The Tell-Tale Heart and Other Writings (Bantam Classics) by Edgar Allan Poe
Reviewed by Doug Brown
Powells.com
As part of my classics year project last year, I couldn't resist the opportunity to delve into some Poe. I had only ever read a couple of the stories, and of course "The Raven." I recommend the dive; most of the stories are only a few pages long and can be sipped in a short period. As would be expected, there are tales of the macabre, but more than that there are tales of psychology. Poe understood that the human mind imagining the supernatural is much scarier than the banality of actual supernatural events. What makes "The Tell-Tale Heart" such a great story is that the dead man's heart isn't actually beating; all we need is the murderer's conviction that he can hear it louder and louder.
A delightful surprise for me were the stories "The Murders in the Rue Morgue" and "The Purloined Letter." With these two stories, Poe laid the groundwork for the genre of intellectual detectives who use amazing deduction from observation of minutia to solve cases that baffle the police. Poe's C. Auguste Dupin is clearly the inspiration for Sherlock Holmes, and, in particular, the plot of "The Purloined Letter" shares several points in common with my favorite Holmes story, "A Scandal in Bohemia." In both stories someone holds a letter that compromises a powerful person. Agents have searched the person's home and haven't been able to find it, so the detective is called to discern where the letter is hidden and retrieve it. Dupin actually uses deduction to find the letter, whereas Holmes tricks Irene Adler into giving away its location (cheater!). Adler gets her comeuppance on him, though, which is why it's my favorite Holmes story.

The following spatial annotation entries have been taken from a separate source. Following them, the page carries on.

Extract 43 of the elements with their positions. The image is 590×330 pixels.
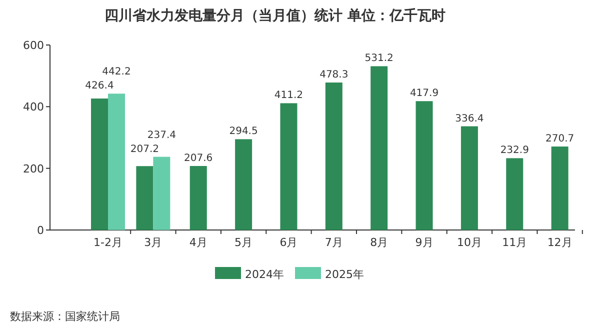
x-tick-label: 1-2月	[94, 236, 122, 249]
x-tick-label: 4月	[189, 236, 208, 249]
x-tick-label: 9月	[415, 236, 434, 249]
data-label: 232.9	[500, 145, 529, 156]
data-label: 426.4	[85, 80, 114, 92]
x-tick-label: 6月	[280, 236, 298, 249]
data-label: 207.6	[184, 152, 213, 164]
chart-title: 四川省水力发电量分月（当月值）统计 单位：亿千瓦时	[104, 7, 446, 24]
bar	[235, 139, 252, 230]
bar	[190, 166, 207, 230]
data-label: 294.5	[229, 126, 258, 138]
data-label: 478.3	[320, 70, 348, 81]
data-label: 237.4	[147, 130, 176, 141]
bar	[460, 126, 478, 230]
data-label: 207.2	[130, 144, 159, 155]
data-label: 270.7	[546, 134, 574, 145]
bar	[370, 66, 388, 230]
x-tick-label: 5月	[234, 236, 253, 249]
x-tick-label: 11月	[502, 236, 528, 249]
legend-label: 2024年	[245, 268, 284, 281]
bar	[280, 103, 298, 230]
bar	[416, 101, 433, 230]
bar	[153, 156, 170, 230]
source-note: 数据来源：国家统计局	[10, 310, 120, 323]
bar	[551, 146, 568, 230]
bar	[506, 158, 524, 230]
y-tick-label: 200	[23, 162, 44, 176]
data-label: 417.9	[410, 88, 439, 100]
y-tick-label: 400	[23, 100, 44, 114]
data-label: 442.2	[102, 66, 131, 78]
x-tick-label: 7月	[324, 236, 343, 249]
data-label: 531.2	[364, 53, 394, 64]
y-tick-label: 0	[37, 224, 44, 237]
bar	[108, 94, 125, 230]
x-tick-label: 8月	[370, 236, 388, 249]
data-label: 336.4	[455, 113, 484, 124]
y-tick-label: 600	[23, 39, 44, 52]
x-tick-label: 3月	[144, 236, 162, 249]
x-tick-label: 10月	[456, 236, 482, 249]
bar	[325, 82, 342, 230]
legend-label: 2025年	[325, 268, 364, 281]
x-tick-label: 12月	[547, 236, 572, 249]
data-label: 411.2	[274, 90, 304, 102]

The edition I read also contained Poe's only full-length novel, The Narrative of Arthur Gordon Pym. It's a rollicking adventure book, wherein Pym sails across the Atlantic, goes to the Galapagos, and then down to the South Pole. Predating Moby-Dick by over 10 years, the novel has some amazing detail about sailing ships. I learned that caboose was originally a nautical term; I looked it up and it comes from Dutch Kabhuis, a cabin built on the deck of a ship. What makes the level of detail so amazing is that, unlike Melville, Poe did not spend any significant time on sailing ships. As a child he sailed to England, sailing back in his late teens, but these were direct trips; he was never a sailor. His descriptions of the natural history of the Galapagos were clearly culled from some early detailed published source. Captain FitzRoy and Darwin were in the process of publishing their accounts of the voyage of the Beagle (Darwin's was finally completed in 1839, the year Pym was published), so it's entirely possible Poe was working from these works.
Poe's poems didn't grab me as much as his prose. They are to my ear very much a product of their time, floridly overwrought with exclamation points and apostrophized words (the word over never appears -- it must always be o'er). An example of a line from "The Sleeper": "All Beauty sleeps! -- and lo! -- where lies Irene, with her Destinies!" There's a whole lotta Lo, Ah, and Oh going on in Poe's poems. "The Raven" is still a classic, though, and "The Bells" is clever for contrasting different things that the sound of bells represent.
If you've only read one or two of Poe's stories, the rest are worth exploring. I thought The Narrative of Arthur Gordon Pym was more interesting for the nonfiction elements than the fiction. Remove the nautical detail and natural history, and it's a fairly standard tale of mutiny, marooning, and fighting the bloody savages. It has Poe's stamp on it, to be sure; but, like funny Saturday Night Live sketches extended into not-quite-so-funny movies, Poe's strength was the short story. "The Black Cat," "The Masque of the Red Death," "The Murders in the Rue Morgue," "The Pit and the Pendulum," and, of course, "The Tell-Tale Heart" are deservedly classics. So put a witch's shawl on, a broomstick you can crawl on, come on and pay a call on Edgar Allan Poe (sorry, couldn't resist).